The ambulances go around with red, blue, or green lights flashing and sirens blaring; in the pitch-dark of a blacked-out city there is no way they can be missed or mistaken for something else). An ambulance that some of our compatriots were going around in, trading on their whiteness to get the snipers to let them throug to pick up the wounded was also shot at while we were there.
 
During the course of the roughly four hours we were at that small clinic, we saw perhaps a dozen wounded brought in. Among them was a young woman, 18 years old, shot in the head. She was having a seizure and foaming at the mouth when they brought here in; doctors did not expect her to survive the night. Another likely terminal case was a young boy with massive internal bleeding. I also saw a man with extensive burns on his upper body and wounds in his thighs that might have been from a cluster bomb; there was no way to verify in the madhouse scene of wailing relatives, shouts of "Allahu Akbar" (God is great), and anger at the Americans.
 
Among the more laughable assertions of the Bush administration is that the mujaheddin are a small group of isolated "extremists" repudiated by the majority of Fallujah's population. Nothing could be further from the truth. Of course, the mujaheddin don't include women or very young children (we saw an 11-year-old boy with a Kalashnikov), old men, and are not necessarily even a majority of fighting-age men. But they are of the community and fully supported by it. Many of the wounded were brought in by the muj and they stood around openly conversing with doctors and others. One of the muj was wearing an Iraqi police flak jacket; on questioning others who knew im, we learned that he was in fact a member of the Iraqi police.
 
One of our translators, Rana al-Aiouby told me, "these are simple people." It is true that they are agricultural tribesmen with very strong religious beliefs. They are not so far different from the Pashtun of Afghanistan -- good friends and terrible enemies. They are insular and don't easily trust strangers. We were safe because of the friends we had with us and because we came to help them.
 
The muj are of the people in the same way that the stone-throwing shabab in the Palestinian intifada were. A young man who is not one today may the next day wind his aqal around his face and pick up a Kalashnikov. I spoke to a young man, Ali, who was among the wounded we transported to Baghdad. He said he was not a muj but, when asked his opinion of them, he smiled and stuck his thumb up.
 
Al-Nazzal told me that the people of Fallujah refused to resist the Americans just because Saddam told them to; indeed, the fighting for Fallujah last year was not particularly fierce.

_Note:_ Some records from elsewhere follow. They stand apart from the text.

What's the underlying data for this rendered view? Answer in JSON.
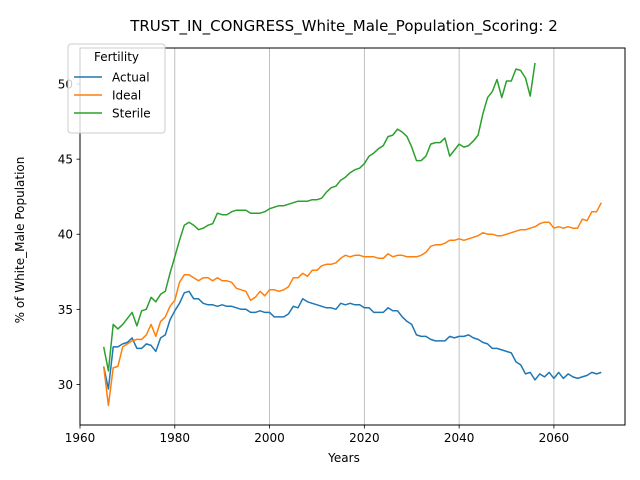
{
  "chart_data": {
    "type": "line",
    "title": "TRUST_IN_CONGRESS_White_Male_Population_Scoring: 2",
    "xlabel": "Years",
    "ylabel": "% of White_Male Population",
    "xlim": [
      1960,
      2075
    ],
    "ylim": [
      27.3,
      52.4
    ],
    "xticks": [
      1960,
      1980,
      2000,
      2020,
      2040,
      2060
    ],
    "yticks": [
      30,
      35,
      40,
      45,
      50
    ],
    "grid": {
      "x": true,
      "y": false
    },
    "legend": {
      "title": "Fertility",
      "placement": "top-left"
    },
    "series": [
      {
        "name": "Actual",
        "color": "#1f77b4",
        "x": [
          1965,
          1966,
          1967,
          1968,
          1969,
          1970,
          1971,
          1972,
          1973,
          1974,
          1975,
          1976,
          1977,
          1978,
          1979,
          1980,
          1981,
          1982,
          1983,
          1984,
          1985,
          1986,
          1987,
          1988,
          1989,
          1990,
          1991,
          1992,
          1993,
          1994,
          1995,
          1996,
          1997,
          1998,
          1999,
          2000,
          2001,
          2002,
          2003,
          2004,
          2005,
          2006,
          2007,
          2008,
          2009,
          2010,
          2011,
          2012,
          2013,
          2014,
          2015,
          2016,
          2017,
          2018,
          2019,
          2020,
          2021,
          2022,
          2023,
          2024,
          2025,
          2026,
          2027,
          2028,
          2029,
          2030,
          2031,
          2032,
          2033,
          2034,
          2035,
          2036,
          2037,
          2038,
          2039,
          2040,
          2041,
          2042,
          2043,
          2044,
          2045,
          2046,
          2047,
          2048,
          2049,
          2050,
          2051,
          2052,
          2053,
          2054,
          2055,
          2056,
          2057,
          2058,
          2059,
          2060,
          2061,
          2062,
          2063,
          2064,
          2065,
          2066,
          2067,
          2068,
          2069,
          2070
        ],
        "y": [
          31.2,
          29.7,
          32.5,
          32.5,
          32.7,
          32.8,
          33.1,
          32.4,
          32.4,
          32.7,
          32.6,
          32.2,
          33.1,
          33.3,
          34.3,
          34.9,
          35.4,
          36.1,
          36.2,
          35.7,
          35.7,
          35.4,
          35.3,
          35.3,
          35.2,
          35.3,
          35.2,
          35.2,
          35.1,
          35.0,
          35.0,
          34.8,
          34.8,
          34.9,
          34.8,
          34.8,
          34.5,
          34.5,
          34.5,
          34.7,
          35.2,
          35.1,
          35.7,
          35.5,
          35.4,
          35.3,
          35.2,
          35.1,
          35.1,
          35.0,
          35.4,
          35.3,
          35.4,
          35.3,
          35.3,
          35.1,
          35.1,
          34.8,
          34.8,
          34.8,
          35.1,
          34.9,
          34.9,
          34.5,
          34.2,
          34.0,
          33.3,
          33.2,
          33.2,
          33.0,
          32.9,
          32.9,
          32.9,
          33.2,
          33.1,
          33.2,
          33.2,
          33.3,
          33.1,
          33.0,
          32.8,
          32.7,
          32.4,
          32.4,
          32.3,
          32.2,
          32.1,
          31.5,
          31.3,
          30.7,
          30.8,
          30.3,
          30.7,
          30.5,
          30.8,
          30.4,
          30.8,
          30.4,
          30.7,
          30.5,
          30.4,
          30.5,
          30.6,
          30.8,
          30.7,
          30.8
        ]
      },
      {
        "name": "Ideal",
        "color": "#ff7f0e",
        "x": [
          1965,
          1966,
          1967,
          1968,
          1969,
          1970,
          1971,
          1972,
          1973,
          1974,
          1975,
          1976,
          1977,
          1978,
          1979,
          1980,
          1981,
          1982,
          1983,
          1984,
          1985,
          1986,
          1987,
          1988,
          1989,
          1990,
          1991,
          1992,
          1993,
          1994,
          1995,
          1996,
          1997,
          1998,
          1999,
          2000,
          2001,
          2002,
          2003,
          2004,
          2005,
          2006,
          2007,
          2008,
          2009,
          2010,
          2011,
          2012,
          2013,
          2014,
          2015,
          2016,
          2017,
          2018,
          2019,
          2020,
          2021,
          2022,
          2023,
          2024,
          2025,
          2026,
          2027,
          2028,
          2029,
          2030,
          2031,
          2032,
          2033,
          2034,
          2035,
          2036,
          2037,
          2038,
          2039,
          2040,
          2041,
          2042,
          2043,
          2044,
          2045,
          2046,
          2047,
          2048,
          2049,
          2050,
          2051,
          2052,
          2053,
          2054,
          2055,
          2056,
          2057,
          2058,
          2059,
          2060,
          2061,
          2062,
          2063,
          2064,
          2065,
          2066,
          2067,
          2068,
          2069,
          2070
        ],
        "y": [
          31.2,
          28.6,
          31.1,
          31.2,
          32.5,
          32.7,
          32.9,
          33.0,
          33.0,
          33.3,
          34.0,
          33.2,
          34.2,
          34.5,
          35.2,
          35.6,
          36.8,
          37.3,
          37.3,
          37.1,
          36.9,
          37.1,
          37.1,
          36.9,
          37.1,
          36.9,
          36.9,
          36.8,
          36.4,
          36.3,
          36.2,
          35.6,
          35.8,
          36.2,
          35.9,
          36.3,
          36.3,
          36.2,
          36.3,
          36.5,
          37.1,
          37.1,
          37.4,
          37.2,
          37.6,
          37.6,
          37.9,
          38.0,
          38.0,
          38.1,
          38.4,
          38.6,
          38.5,
          38.6,
          38.6,
          38.5,
          38.5,
          38.5,
          38.4,
          38.4,
          38.7,
          38.5,
          38.6,
          38.6,
          38.5,
          38.5,
          38.5,
          38.6,
          38.8,
          39.2,
          39.3,
          39.3,
          39.4,
          39.6,
          39.6,
          39.7,
          39.6,
          39.7,
          39.8,
          39.9,
          40.1,
          40.0,
          40.0,
          39.9,
          39.9,
          40.0,
          40.1,
          40.2,
          40.3,
          40.3,
          40.4,
          40.5,
          40.7,
          40.8,
          40.8,
          40.4,
          40.5,
          40.4,
          40.5,
          40.4,
          40.4,
          41.0,
          40.9,
          41.5,
          41.5,
          42.1
        ]
      },
      {
        "name": "Sterile",
        "color": "#2ca02c",
        "x": [
          1965,
          1966,
          1967,
          1968,
          1969,
          1970,
          1971,
          1972,
          1973,
          1974,
          1975,
          1976,
          1977,
          1978,
          1979,
          1980,
          1981,
          1982,
          1983,
          1984,
          1985,
          1986,
          1987,
          1988,
          1989,
          1990,
          1991,
          1992,
          1993,
          1994,
          1995,
          1996,
          1997,
          1998,
          1999,
          2000,
          2001,
          2002,
          2003,
          2004,
          2005,
          2006,
          2007,
          2008,
          2009,
          2010,
          2011,
          2012,
          2013,
          2014,
          2015,
          2016,
          2017,
          2018,
          2019,
          2020,
          2021,
          2022,
          2023,
          2024,
          2025,
          2026,
          2027,
          2028,
          2029,
          2030,
          2031,
          2032,
          2033,
          2034,
          2035,
          2036,
          2037,
          2038,
          2039,
          2040,
          2041,
          2042,
          2043,
          2044,
          2045,
          2046,
          2047,
          2048,
          2049,
          2050,
          2051,
          2052,
          2053,
          2054,
          2055,
          2056
        ],
        "y": [
          32.5,
          30.9,
          34.0,
          33.7,
          34.0,
          34.4,
          34.8,
          33.9,
          34.9,
          35.0,
          35.8,
          35.5,
          36.0,
          36.2,
          37.4,
          38.5,
          39.6,
          40.6,
          40.8,
          40.6,
          40.3,
          40.4,
          40.6,
          40.7,
          41.4,
          41.3,
          41.3,
          41.5,
          41.6,
          41.6,
          41.6,
          41.4,
          41.4,
          41.4,
          41.5,
          41.7,
          41.8,
          41.9,
          41.9,
          42.0,
          42.1,
          42.2,
          42.2,
          42.2,
          42.3,
          42.3,
          42.4,
          42.8,
          43.1,
          43.2,
          43.6,
          43.8,
          44.1,
          44.3,
          44.4,
          44.7,
          45.2,
          45.4,
          45.7,
          45.9,
          46.5,
          46.6,
          47.0,
          46.8,
          46.5,
          45.8,
          44.9,
          44.9,
          45.2,
          46.0,
          46.1,
          46.1,
          46.4,
          45.2,
          45.6,
          46.0,
          45.8,
          45.9,
          46.2,
          46.6,
          48.0,
          49.1,
          49.5,
          50.3,
          49.1,
          50.2,
          50.2,
          51.0,
          50.9,
          50.4,
          49.2,
          51.4
        ]
      }
    ]
  }
}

He said, "If Saddam said work, we would want to take off three days. But the Americans had to cast us as Saddam supporters. When he was captured, they said the resistance would die down, but even as it has increased, they still call us that."
 
Nothing could have been easier than gaining the good-will of the people of Fallujah had the Americans not been so brutal in their dealings. Now, a tipping-point has been reached. Fallujah cannot be "saved" from its mujaheddin unless it is destroyed.